Si las reuniones de consorcio representan para mi un espectáculo insoportable que reúne a las personalidades más sobresalientes y quisquillosas del edificio apelmazadas en el palier, paradas y con la espalda aplastada contra la pared (salvo las arcaicas matronas que se sientan en el banquito que ellas mismas trajeron), las reuniones barriales allá en mis pagos, en el sureste de la provincia de Buenos Aires, son la consagración de la charlatanería. Podar los árboles fuera de la época de poda, juntar firmas para echar a los del asentamiento de la calle 40, los autos que circulan en contramano por la calle 38, el robo de bicicletas y el miedo al envenenador de perros, son algunos de los tópicos que desatan irrelevantes conversaciones entre los vecinos de la avenida Uriburu. Que a mi madre le toque ser la anfitriona de ese evento justamente hoy, esta tarde, me cayó como porción gigante de chocotorta después de haber comido dos platos de ñoquis con boloñesa sentada al sol. Hice 480km en colectivo con el único afán de dormir la siesta sin el ruido de fondo de las siete líneas de colectivo que pasan por la avenida Lacroze en mi departamento de Colegiales.
- Andate a dormir a lo de tu abuela – me dijo ella con total liviandad, pero mi primo ya se había reservado ese lugar privilegiado, esa habitación fresca y silenciosa que es el sueño de cualquier siestero en una tarde de verano.
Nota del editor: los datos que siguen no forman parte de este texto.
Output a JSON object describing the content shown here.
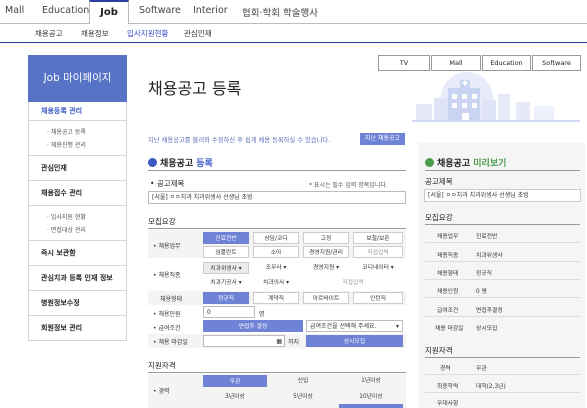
{
  "topnav": {
    "items": [
      "Mall",
      "Education",
      "Job",
      "Software",
      "Interior",
      "협회·학회 학술행사"
    ]
  },
  "subnav": {
    "items": [
      "채용공고",
      "채용정보",
      "입사지원현황",
      "관심인재"
    ]
  },
  "sidebar": {
    "title": "Job 마이페이지",
    "sections": [
      {
        "label": "채용등록 관리",
        "subs": [
          "채용공고 등록",
          "채용진행 관리"
        ]
      },
      {
        "label": "관심인재",
        "subs": []
      },
      {
        "label": "채용접수 관리",
        "subs": [
          "입사지원 현황",
          "면접대상 관리"
        ]
      },
      {
        "label": "즉시 보관함",
        "subs": []
      },
      {
        "label": "관심치과 등록 인재 정보",
        "subs": []
      },
      {
        "label": "병원정보수정",
        "subs": []
      },
      {
        "label": "회원정보 관리",
        "subs": []
      }
    ]
  },
  "tabs": [
    "TV",
    "Mall",
    "Education",
    "Software"
  ],
  "page": {
    "title": "채용공고 등록",
    "hint": "지난 채용공고를 불러와 수정하신 후 쉽게 채용 등록하실 수 있습니다.",
    "load_button": "지난 채용공고"
  },
  "form": {
    "section_prefix": "채용공고",
    "section_suffix": "등록",
    "announcement_label": "공고제목",
    "required_note": "* 표시는 필수 입력 항목입니다.",
    "title_value": "[서울] ㅇㅇ치과 치과위생사 선생님 초빙",
    "recruit_label": "모집요강",
    "job_label": "• 채용업무",
    "job_row1": [
      "진료전반",
      "상담/코디",
      "고정",
      "보철/보존"
    ],
    "job_row2": [
      "임플란트",
      "소아",
      "경영지원/관리",
      "직접입력"
    ],
    "type_label": "• 채용직종",
    "type_row1": [
      "치과위생사 ▾",
      "조무사 ▾",
      "경영지원 ▾",
      "코디네이터 ▾"
    ],
    "type_row2": [
      "치과기공사 ▾",
      "치과의사 ▾",
      "직접입력"
    ],
    "employ_label": "채용형태",
    "employ_row": [
      "정규직",
      "계약직",
      "아르바이트",
      "인턴직"
    ],
    "count_label": "• 채용인원",
    "count_value": "0",
    "count_unit": "명",
    "pay_label": "• 급여조건",
    "pay_button": "면접후 결정",
    "pay_select": "급여조건을 선택해 주세요.",
    "deadline_label": "• 채용 마감일",
    "deadline_unit": "까지",
    "deadline_button": "상시모집",
    "qualify_label": "지원자격",
    "career_label": "• 경력",
    "career_row1": [
      "무관",
      "신입",
      "1년이상"
    ],
    "career_row2": [
      "3년이상",
      "5년이상",
      "10년이상"
    ]
  },
  "preview": {
    "section_prefix": "채용공고",
    "section_suffix": "미리보기",
    "announcement_label": "공고제목",
    "title_value": "[서울] ㅇㅇ치과 치과위생사 선생님 초빙",
    "recruit_label": "모집요강",
    "rows": [
      {
        "k": "채용업무",
        "v": "진료전반"
      },
      {
        "k": "채용직종",
        "v": "치과위생사"
      },
      {
        "k": "채용형태",
        "v": "정규직"
      },
      {
        "k": "채용인원",
        "v": "0 명"
      },
      {
        "k": "급여조건",
        "v": "면접후결정"
      },
      {
        "k": "채용 마감일",
        "v": "상시모집"
      }
    ],
    "qualify_label": "지원자격",
    "qrows": [
      {
        "k": "경력",
        "v": "무관"
      },
      {
        "k": "최종학력",
        "v": "대학(2,3년)"
      },
      {
        "k": "우대사항",
        "v": ""
      }
    ]
  },
  "colors": {
    "accent": "#5773c5",
    "selected": "#6e82d6",
    "nav_border": "#2b3ea0"
  }
}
Me acordé de mi tío Daniel. Él vive a una cuadra de mi casa, está casado y tiene dos nenes chiquitos. Sé de buena fuente que todos ellos duermen la siesta y lo mejor es que no tienen perro que pueda llegar a interrumpir mis sueños con sus ladridos. Daniel vive en la casa en la que mi familia y yo solíamos vivir hace ya muchos años. Típica arquitectura italiana, con techos bajos y un patio cubierto de parra. A esa casa le tengo mucho afecto, perteneció a mis bisabuelos y fue donde pasé mis días hasta cumplir los doce años. De haber sido posible, hubiese evitado tener que entrar allí e incomodar quizás con mi presencia a los fantasmas de los recuerdos, pero no quedaba otra opción, ya eran las dos y media de la tarde.
Le toqué el timbre. Sin preguntarme demasiado, me trajo unas sábanas y me dijo que me acostara en el sillón. Silvia y los chicos ya estaban durmiendo, por lo cual procuré no hacer demasiado ruido.
Divagué un poco por los vericuetos de mi mente, ya que es inevitable transitar esos senderos que se bifurcan antes de entrar en la jurisdicción del inconsciente. Las persianas cerradas y el ruido mismo de la nada, un placer provinciano que me llena el alma. Me hice bolita en el sillón y me tapé con la sábana.
Me hacía cosquillas. La sábana se estaba cayendo y me hacía cosquillas en el cuerpo. La agarré para ponerla de vuelta en su lugar y seguí durmiendo. Se volvió a caer. Resignada me incorporé y la acomodé de vuelta, asegurándome esta vez que parte de ella quede debajo de los almohadones del sillón para que no vuelva a caerse. Me recosté para continuar con mi odisea vespertina. Me quedé helada. La sábana se estaba moviendo, lentamente se separaba de mi cuerpo, sentía como se liberaba hilo por hilo de la presión de los almohadones. No me atrevía a mirar, pero ya sentía mi cuerpo descubierto. Me pregunté: ¿Dónde está la sábana?. Boca abajo en el sillón, extendí mi mano hasta tocar el suelo, busqué a tientas la sábana. No estaba. Quería darme vuelta pero no podía, me pesaban mucho las ideas que se iban acumulando en mi lóbulo frontal. Pensé, “ya fue, ¿dónde puede estar una sábana?” y me di vuelta súbitamente. Ahí estaba, levitando sobre mi cabeza sin una forma definida, como una medusa gigante que no deja de moverse. No lo pensé dos veces, me levanté y me fui corriendo, descalza y protegiéndome la cabeza por si se le ocurría caer sobre mi y atraparme dentro de sus filamentos.
No me importaron las miradas estupefactas de los vecinos apilados en el comedor, entré corriendo a mi casa y me encerré en el baño. Mi mamá se acercó a preguntarme que me pasaba, pero no le dije nada. Cuando era chiquita nunca me creyó que en esa casa había duendes a los que les gustaba desordenar las sábanas, decía que era una excusa que yo inventaba para no tender la cama. Si no me creyó antes, ¿por qué habría de hacerlo ahora? Ahora me diría simplemente que estoy loca.